Incubation of in vitro transcripts of CRISPR1, 2 and 3 with Cas6-1. (A) A total of 2.3 μM of CRISPR1 transcript is cleaved by 6.2 μM Cas6-1 by incubation for 1 h. (B) A total of 2 μM of CRISPR2 transcript is cleaved by 6.2 μM Cas6-1 by incubation for 1 h. (C) A total of 3.2 μM of CRISPR3 transcript is not cleaved by 6.5 μM Cas6-1 by incubation for 2 h. (D) The cleavage of 6.6 μM of the shorter CRISPR1* in vitro transcript by 5.8 μM Cas6-1 monitored over a time of 2 h 20 min. Since no finally mature crRNA (17) was detected, the in vivo presence of an unknown ribonuclease is suggested. All reactions were performed at 37°C in a reaction volume of 5 μl. RNA was separated by 8 M urea 10% PAGE and bands were visualized by ethidium bromide staining. Diamonds represent repeats and rectangles spacer sequences. Transcripts were not gel purified, explaining the appearance of fragments smaller than the full length transcripts of CRISPR1 and 2 in absence of Cas6-1. Eb1, elution buffer 1 used as negative control. Molecular markers: MN, Low Range ssRNA Ladder (NEB); MF, RiboRuler Low Range RNA Ladder (Thermo Fisher Scientific).

Figure 3.

Figure 3.

Cleavage of CRISPR1 or CRISPR2 in vitro transcripts by Cas6-1 or Cas6-2a. (A and B) Processing of CRISPR1 or CRISPR2 transcripts I–IX by Cas6-1. In vitro transcripts were incubated with 750 nM Cas6-1 in reaction buffer B. (C and D) Processing of CRISPR1 or CRISPR2 transcripts I-IX by Cas6-2a. In vitro transcripts of CRISPR1 were incubated in buffer C with 2 μl of Cas6-2a elution fraction 3. For the reactions shown in (D) only 1 μl of Cas6-2a elution fraction 3 was used. All in vitro transcripts were gel purified and used in a final concentration of 300 nM. The reactions were performed in a reaction volume of 10 μl in the presence or absence of enzyme at 37°C for 30 min. Reactions were separated on denaturing 8.3 M urea 10% PAA sequencing gels and bands were visualized with SYBR® Gold Nucleic Acid Gel Stain. The sizes of cleavage products are indicated in nucleotides next to the respective fragments. MN, MF, MA: Molecular Weight Markers as in Figures 1 and 2. MOH: alkaline hydrolysis ladder; X: empty lanes.

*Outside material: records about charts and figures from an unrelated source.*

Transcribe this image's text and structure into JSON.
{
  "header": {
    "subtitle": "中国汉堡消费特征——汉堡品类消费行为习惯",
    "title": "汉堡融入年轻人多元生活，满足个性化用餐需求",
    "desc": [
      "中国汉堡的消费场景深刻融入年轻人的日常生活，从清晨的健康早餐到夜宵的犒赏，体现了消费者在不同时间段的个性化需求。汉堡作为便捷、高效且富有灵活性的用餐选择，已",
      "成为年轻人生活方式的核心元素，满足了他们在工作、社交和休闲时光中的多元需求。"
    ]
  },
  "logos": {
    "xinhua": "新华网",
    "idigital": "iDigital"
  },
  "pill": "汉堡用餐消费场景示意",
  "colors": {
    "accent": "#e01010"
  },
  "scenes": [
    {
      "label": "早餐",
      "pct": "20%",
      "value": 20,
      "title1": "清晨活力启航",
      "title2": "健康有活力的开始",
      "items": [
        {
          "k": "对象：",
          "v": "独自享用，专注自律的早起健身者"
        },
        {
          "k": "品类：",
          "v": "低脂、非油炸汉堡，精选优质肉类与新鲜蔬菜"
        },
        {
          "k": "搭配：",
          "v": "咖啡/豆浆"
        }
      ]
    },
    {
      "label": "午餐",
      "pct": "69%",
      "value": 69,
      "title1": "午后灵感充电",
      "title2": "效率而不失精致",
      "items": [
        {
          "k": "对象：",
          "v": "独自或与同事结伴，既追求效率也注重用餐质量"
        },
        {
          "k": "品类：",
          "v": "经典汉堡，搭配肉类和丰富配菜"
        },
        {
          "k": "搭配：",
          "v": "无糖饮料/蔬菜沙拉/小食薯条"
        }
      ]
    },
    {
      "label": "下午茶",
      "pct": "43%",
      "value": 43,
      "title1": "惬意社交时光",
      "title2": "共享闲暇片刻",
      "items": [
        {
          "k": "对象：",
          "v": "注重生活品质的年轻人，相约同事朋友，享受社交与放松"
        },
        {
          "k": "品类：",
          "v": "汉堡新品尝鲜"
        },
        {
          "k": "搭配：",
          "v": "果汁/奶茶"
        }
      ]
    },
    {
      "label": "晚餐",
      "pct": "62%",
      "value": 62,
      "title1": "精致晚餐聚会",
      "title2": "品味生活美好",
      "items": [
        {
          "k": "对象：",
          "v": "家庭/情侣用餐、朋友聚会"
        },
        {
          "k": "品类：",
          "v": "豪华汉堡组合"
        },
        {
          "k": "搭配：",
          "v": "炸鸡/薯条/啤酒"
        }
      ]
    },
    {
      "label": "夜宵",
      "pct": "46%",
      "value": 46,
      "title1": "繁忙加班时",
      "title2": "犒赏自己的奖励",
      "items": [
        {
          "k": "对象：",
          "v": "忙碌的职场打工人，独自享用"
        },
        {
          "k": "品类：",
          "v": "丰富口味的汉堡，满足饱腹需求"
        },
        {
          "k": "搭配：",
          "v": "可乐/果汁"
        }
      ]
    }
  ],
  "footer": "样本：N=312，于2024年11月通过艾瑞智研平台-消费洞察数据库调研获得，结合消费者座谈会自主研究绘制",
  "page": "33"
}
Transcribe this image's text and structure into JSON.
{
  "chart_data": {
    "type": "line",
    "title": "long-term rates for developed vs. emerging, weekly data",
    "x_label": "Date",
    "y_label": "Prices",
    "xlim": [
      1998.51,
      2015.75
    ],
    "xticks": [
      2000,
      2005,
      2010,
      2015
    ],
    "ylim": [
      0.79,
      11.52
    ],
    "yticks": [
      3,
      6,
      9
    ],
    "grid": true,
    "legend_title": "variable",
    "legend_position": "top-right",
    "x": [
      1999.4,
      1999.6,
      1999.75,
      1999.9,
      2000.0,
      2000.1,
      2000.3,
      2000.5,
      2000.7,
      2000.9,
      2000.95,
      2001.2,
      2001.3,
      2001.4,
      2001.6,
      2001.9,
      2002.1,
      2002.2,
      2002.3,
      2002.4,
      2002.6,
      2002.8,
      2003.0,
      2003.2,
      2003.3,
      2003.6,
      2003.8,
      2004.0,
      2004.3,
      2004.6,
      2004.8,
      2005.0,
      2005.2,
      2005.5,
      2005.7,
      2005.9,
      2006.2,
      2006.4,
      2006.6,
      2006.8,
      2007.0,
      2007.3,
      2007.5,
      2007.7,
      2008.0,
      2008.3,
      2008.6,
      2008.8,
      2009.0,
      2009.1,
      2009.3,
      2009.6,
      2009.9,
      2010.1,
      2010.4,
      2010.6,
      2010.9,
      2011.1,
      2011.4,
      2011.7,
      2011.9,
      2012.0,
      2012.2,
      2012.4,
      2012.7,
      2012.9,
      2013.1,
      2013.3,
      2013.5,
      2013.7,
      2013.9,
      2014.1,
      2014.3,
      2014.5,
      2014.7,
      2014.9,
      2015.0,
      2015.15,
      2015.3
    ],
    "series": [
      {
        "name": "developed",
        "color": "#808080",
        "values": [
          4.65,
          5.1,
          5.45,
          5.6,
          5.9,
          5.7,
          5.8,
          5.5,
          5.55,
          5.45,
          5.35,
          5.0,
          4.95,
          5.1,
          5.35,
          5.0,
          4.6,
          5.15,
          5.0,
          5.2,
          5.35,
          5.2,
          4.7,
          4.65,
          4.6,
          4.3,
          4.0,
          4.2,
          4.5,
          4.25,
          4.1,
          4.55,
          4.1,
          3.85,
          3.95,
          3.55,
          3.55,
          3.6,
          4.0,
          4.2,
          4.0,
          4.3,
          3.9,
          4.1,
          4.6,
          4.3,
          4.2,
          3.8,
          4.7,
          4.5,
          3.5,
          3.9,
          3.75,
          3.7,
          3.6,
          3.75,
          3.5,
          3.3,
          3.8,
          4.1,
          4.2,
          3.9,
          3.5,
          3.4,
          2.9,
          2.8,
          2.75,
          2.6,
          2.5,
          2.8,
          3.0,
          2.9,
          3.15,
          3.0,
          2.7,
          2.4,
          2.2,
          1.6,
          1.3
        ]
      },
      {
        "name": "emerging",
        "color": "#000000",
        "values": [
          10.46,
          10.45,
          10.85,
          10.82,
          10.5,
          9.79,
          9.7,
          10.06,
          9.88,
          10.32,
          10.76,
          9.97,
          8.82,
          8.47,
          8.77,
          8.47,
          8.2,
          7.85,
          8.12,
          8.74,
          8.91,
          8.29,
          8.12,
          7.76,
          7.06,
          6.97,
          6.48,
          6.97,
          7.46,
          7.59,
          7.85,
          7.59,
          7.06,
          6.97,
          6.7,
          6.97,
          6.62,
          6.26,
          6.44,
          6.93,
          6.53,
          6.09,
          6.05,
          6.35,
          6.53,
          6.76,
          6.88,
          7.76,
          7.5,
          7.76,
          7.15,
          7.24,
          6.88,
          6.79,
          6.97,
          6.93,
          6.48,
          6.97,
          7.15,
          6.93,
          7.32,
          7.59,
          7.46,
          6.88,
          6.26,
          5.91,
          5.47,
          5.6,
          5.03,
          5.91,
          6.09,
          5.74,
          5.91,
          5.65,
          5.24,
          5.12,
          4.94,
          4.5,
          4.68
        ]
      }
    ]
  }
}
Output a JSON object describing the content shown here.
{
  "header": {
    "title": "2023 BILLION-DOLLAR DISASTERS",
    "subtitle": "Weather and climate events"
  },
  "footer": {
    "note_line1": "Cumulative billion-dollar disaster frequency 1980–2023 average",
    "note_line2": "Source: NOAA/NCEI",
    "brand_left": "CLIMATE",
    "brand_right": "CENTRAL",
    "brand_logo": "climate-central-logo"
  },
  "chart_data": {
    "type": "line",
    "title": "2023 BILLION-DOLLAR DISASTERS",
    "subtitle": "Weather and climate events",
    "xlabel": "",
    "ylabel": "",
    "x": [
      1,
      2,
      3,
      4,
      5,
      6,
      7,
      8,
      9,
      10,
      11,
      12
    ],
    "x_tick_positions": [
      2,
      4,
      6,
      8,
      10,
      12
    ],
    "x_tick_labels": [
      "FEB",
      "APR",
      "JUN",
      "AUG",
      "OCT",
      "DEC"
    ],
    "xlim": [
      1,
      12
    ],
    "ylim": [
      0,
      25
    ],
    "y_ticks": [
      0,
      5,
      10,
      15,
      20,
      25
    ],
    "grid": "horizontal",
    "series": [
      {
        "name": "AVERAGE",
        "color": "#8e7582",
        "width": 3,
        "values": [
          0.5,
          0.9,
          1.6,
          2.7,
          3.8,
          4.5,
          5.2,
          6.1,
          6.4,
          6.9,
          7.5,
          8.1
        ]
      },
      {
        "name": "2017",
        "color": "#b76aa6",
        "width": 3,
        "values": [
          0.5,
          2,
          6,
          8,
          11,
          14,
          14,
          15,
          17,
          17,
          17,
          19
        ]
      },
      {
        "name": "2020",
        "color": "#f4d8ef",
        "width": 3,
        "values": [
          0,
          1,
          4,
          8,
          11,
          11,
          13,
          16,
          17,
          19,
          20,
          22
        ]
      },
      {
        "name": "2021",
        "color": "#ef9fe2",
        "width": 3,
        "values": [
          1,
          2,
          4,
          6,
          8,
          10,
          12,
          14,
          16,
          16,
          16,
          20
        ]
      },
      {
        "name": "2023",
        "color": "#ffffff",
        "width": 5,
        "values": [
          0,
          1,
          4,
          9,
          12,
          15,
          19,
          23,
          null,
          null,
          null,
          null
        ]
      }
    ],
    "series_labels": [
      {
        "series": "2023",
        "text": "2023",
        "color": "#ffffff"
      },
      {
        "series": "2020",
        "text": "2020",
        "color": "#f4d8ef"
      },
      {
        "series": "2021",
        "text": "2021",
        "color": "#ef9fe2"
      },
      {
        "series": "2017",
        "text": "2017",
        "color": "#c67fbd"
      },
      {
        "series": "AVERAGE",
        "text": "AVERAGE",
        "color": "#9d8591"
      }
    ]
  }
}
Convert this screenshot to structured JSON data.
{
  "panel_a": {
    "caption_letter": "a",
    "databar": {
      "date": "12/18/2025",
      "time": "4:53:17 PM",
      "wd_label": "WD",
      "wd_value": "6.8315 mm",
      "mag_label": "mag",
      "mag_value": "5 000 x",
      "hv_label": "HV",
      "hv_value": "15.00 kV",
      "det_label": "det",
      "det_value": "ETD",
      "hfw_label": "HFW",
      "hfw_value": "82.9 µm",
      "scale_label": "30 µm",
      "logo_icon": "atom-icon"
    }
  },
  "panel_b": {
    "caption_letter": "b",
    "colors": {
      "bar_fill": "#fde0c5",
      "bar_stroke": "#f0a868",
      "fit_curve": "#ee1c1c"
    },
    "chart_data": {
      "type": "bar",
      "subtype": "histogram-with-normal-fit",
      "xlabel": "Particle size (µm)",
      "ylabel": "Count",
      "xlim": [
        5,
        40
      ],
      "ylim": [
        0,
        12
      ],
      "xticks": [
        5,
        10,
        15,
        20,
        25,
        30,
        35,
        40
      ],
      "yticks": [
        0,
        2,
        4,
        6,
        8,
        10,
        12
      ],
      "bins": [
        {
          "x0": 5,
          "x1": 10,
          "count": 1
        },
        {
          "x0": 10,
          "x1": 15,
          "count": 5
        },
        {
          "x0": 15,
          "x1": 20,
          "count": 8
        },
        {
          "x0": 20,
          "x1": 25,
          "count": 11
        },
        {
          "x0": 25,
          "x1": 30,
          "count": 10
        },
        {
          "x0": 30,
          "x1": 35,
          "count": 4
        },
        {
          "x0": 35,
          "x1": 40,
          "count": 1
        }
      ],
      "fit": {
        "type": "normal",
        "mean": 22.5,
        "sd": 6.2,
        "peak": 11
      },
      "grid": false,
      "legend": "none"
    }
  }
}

RNase cleavage assays with in vitro transcripts

Cleavage assays of Cas6-1 were performed in cleavage buffer B (experiments shown in Figure 3A and B) or by adding Cas6-1 directly to the in vitro transcript (experiments shown in Figure 2) at 37°C for 0.5 h if not specified otherwise. Cleavage assays of Cas6-2a were performed in cleavage buffer C (10 mM HEPES-KOH, pH 8.0, 125 mM KCl, 0.5 mM DTT, 0.94 mM MgCl2) with 1 or 2 μl of Cas6-2a elution fraction 3 at 37°C for 0.5 h. To stop the reactions, 2× RNA loading dye was added. Before loading onto denaturing 8 M urea 10% PAA gels, reactions were incubated at 95°C for 5 min. As size markers served the Low Range ssRNA Ladder from NEB (MN), the RiboRuler Low Range RNA Ladder from Thermo Fisher Scientific (MF) and the Low Molecular Weight Marker from Affymetrix (MA). RNA was visualized after ethidium bromide staining under UV light (254 nm) in a gel documentation system (E-Box-3026, peQlab). For size determination of RNA fragments generated in cleavage assays with Cas6-1 or Cas6-2a separation of fragments was performed with a sequencing gel electrophoresis apparatus (Model S2, Biometra). The denaturing 8.3 M urea 10% PAA gel with a size of 31 × 38 cm was prerun at constant power (65 W) for 1 h and with a surface temperature of 42–46°C. After sample loading the gel was run for additional 4.5 h at 65 W. An alkaline hydrolysis ladder was produced by incubation of 20 pmol of a 358 nt in vitro transcript in a buffer containing 50 mM Tris–HCl, pH 8.5 and 20 mM MgCl2 for 48 h at 30°C.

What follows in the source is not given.